Ce cas est un cas presque "idéal" ou une solution concurrente a été un temps envisagée, mais la grande majorité des cas sera de ne même pas regarder les solutions concurrentes et de prendre dans le "pack", puisque c'est "gratuit".
L'échange se poursuit sur les failles de sécurité des logiciels de Microsoft :
Marc Mossé : « Je vais vous dire autre chose, je crois que je ne l'ai jamais dit. Ce n'était pas public jusqu'à maintenant. L'État français a un accord avec Microsoft pour bénéficier de toutes les informations techniques et de sécurité concernant les logiciels qu'il utilise »
Élise Lucet : « Cela veut dire que quand vous détectez une faille, vous communiquez cette faille au ministère de la Défense par exemple ? »
Marc Mossé : « Ce sont des accords dont je ne donnerai aucun détail, ce sont des accords de sécurité, l'État français bénéficie des informations nécessaires à la sécurité de ses systèmes d'information, en lien avec les produits Microsoft »
Marc Mossé ne donne donc aucun détail sur le périmètre de cet accord. S'agit-il de permettre à l'État français de connaître en avant-première les failles de sécurité des outils Microsoft qu'il utilise et de prendre les mesures de sécurisation nécessaires ? Peut-on vraiment accepter que la souveraineté informatique de l'armée dépende de la bonne foi d'une entreprise privée ? Par ailleurs, sachant que ces outils Microsoft sont aussi largement utilisés par d'autres États, par les entreprises, par le public… s'agirait-il pour l'État français d'être informé en avant-première de failles permettant l'espionnage de tiers ?
On se prendrait pas trop la tête, là ? Ce n'est pas un bête programme de divulgation comme en ont tous les prestas ? Là, on va me tacler "dans ce cas, le gus de Microsoft n'aurait pas dit que c'était pas public avant ce jour". Oui enfin il a peut-être dit ça dans l'intention de contrer l'argument "c'pas sécurisé" de l'équipe de Cash. Histoire d'éteindre l'incendie, quoi.
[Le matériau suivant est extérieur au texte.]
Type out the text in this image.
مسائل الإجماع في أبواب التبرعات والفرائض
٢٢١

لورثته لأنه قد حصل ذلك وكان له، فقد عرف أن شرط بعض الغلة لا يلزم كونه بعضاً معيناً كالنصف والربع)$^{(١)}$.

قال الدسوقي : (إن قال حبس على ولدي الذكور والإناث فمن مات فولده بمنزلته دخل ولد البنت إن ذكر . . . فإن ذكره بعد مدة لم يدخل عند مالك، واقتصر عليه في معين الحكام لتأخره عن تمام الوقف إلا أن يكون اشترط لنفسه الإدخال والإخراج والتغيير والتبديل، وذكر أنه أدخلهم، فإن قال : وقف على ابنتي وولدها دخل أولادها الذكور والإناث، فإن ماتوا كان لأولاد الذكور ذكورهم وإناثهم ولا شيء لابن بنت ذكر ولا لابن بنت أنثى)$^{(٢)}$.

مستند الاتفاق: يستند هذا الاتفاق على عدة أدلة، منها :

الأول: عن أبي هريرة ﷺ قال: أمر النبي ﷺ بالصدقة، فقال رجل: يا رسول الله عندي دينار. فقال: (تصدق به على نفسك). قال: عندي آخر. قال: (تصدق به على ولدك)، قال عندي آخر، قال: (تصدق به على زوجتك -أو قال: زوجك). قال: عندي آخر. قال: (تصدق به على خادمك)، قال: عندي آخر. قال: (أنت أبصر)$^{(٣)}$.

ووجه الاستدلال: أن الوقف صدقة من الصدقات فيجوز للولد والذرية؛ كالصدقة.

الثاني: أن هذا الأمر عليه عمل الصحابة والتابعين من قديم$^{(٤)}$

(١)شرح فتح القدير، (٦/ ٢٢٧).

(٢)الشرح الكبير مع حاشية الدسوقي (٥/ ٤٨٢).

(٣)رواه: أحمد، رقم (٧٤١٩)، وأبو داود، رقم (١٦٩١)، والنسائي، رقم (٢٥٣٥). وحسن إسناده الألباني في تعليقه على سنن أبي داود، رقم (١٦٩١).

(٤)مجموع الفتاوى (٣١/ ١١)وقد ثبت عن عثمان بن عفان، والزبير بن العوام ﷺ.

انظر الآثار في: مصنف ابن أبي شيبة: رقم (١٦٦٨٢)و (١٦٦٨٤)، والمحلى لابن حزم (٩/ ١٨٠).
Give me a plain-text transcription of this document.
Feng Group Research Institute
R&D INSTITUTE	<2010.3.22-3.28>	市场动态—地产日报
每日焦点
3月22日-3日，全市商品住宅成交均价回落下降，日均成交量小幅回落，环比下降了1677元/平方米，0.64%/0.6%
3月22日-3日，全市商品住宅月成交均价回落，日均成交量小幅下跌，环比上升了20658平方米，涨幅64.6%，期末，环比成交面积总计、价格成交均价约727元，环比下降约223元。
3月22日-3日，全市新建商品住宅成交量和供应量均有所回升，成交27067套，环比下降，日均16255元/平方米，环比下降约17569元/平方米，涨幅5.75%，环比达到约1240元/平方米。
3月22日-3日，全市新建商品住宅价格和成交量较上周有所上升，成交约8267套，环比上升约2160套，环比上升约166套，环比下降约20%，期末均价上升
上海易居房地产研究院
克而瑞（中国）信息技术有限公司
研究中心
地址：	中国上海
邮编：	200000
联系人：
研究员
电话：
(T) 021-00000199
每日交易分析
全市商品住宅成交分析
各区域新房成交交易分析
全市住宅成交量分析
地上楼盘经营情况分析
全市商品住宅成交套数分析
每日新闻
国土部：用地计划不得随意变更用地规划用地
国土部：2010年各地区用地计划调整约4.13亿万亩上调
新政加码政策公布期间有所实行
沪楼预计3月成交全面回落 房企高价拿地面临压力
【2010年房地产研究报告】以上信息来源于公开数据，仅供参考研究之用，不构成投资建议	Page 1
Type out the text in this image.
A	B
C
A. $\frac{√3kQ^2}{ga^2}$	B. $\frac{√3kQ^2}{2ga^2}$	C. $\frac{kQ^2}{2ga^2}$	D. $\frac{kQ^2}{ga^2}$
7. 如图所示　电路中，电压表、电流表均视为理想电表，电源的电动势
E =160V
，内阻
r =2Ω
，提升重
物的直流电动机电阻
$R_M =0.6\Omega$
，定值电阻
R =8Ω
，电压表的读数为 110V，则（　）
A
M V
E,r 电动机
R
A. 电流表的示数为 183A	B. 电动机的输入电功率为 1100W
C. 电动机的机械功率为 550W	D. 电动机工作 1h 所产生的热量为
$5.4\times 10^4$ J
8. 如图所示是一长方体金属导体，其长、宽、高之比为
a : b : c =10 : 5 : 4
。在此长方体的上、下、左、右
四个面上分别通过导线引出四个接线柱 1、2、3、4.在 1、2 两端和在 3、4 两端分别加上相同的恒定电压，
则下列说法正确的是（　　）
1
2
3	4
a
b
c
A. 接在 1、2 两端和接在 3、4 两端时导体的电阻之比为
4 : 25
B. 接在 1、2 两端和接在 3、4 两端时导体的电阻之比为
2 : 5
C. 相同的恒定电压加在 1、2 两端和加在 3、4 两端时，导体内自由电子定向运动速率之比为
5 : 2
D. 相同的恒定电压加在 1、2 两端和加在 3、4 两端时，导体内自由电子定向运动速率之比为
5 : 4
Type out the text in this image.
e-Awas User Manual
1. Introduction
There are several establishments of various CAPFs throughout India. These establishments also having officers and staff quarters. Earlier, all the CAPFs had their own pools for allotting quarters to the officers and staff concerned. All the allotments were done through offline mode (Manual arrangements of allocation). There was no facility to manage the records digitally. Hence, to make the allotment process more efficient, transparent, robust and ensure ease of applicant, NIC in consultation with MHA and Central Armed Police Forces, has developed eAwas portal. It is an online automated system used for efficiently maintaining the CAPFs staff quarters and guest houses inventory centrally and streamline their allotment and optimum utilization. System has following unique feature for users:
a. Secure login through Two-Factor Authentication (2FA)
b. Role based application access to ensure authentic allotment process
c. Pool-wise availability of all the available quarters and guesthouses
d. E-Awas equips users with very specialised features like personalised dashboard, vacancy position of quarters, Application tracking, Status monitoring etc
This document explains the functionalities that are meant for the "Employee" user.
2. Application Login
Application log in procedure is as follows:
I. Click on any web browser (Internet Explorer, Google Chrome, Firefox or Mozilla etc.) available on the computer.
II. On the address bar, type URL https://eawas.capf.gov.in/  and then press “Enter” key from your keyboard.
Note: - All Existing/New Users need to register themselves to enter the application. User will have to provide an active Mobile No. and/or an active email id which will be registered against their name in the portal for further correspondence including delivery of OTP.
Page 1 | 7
D'ailleurs, pour ceux et celles qui pensent que cet accord de sécurité est un argument massu qui renvoie les libristes chez eux, Aeris a trouvé un contre-argument ( https://twitter.com/aeris22/status/788780543483707394 ):
La #NSA doit avoir EXACTEMENT le même genre d’accord. Prioritaire sur celui français. La France ne sera donc PAS couverte durant tout le délai entre la notification à la #NSA et l’obtention de l’accord de la #NSA pour publication à la France… Et donc vulnérable…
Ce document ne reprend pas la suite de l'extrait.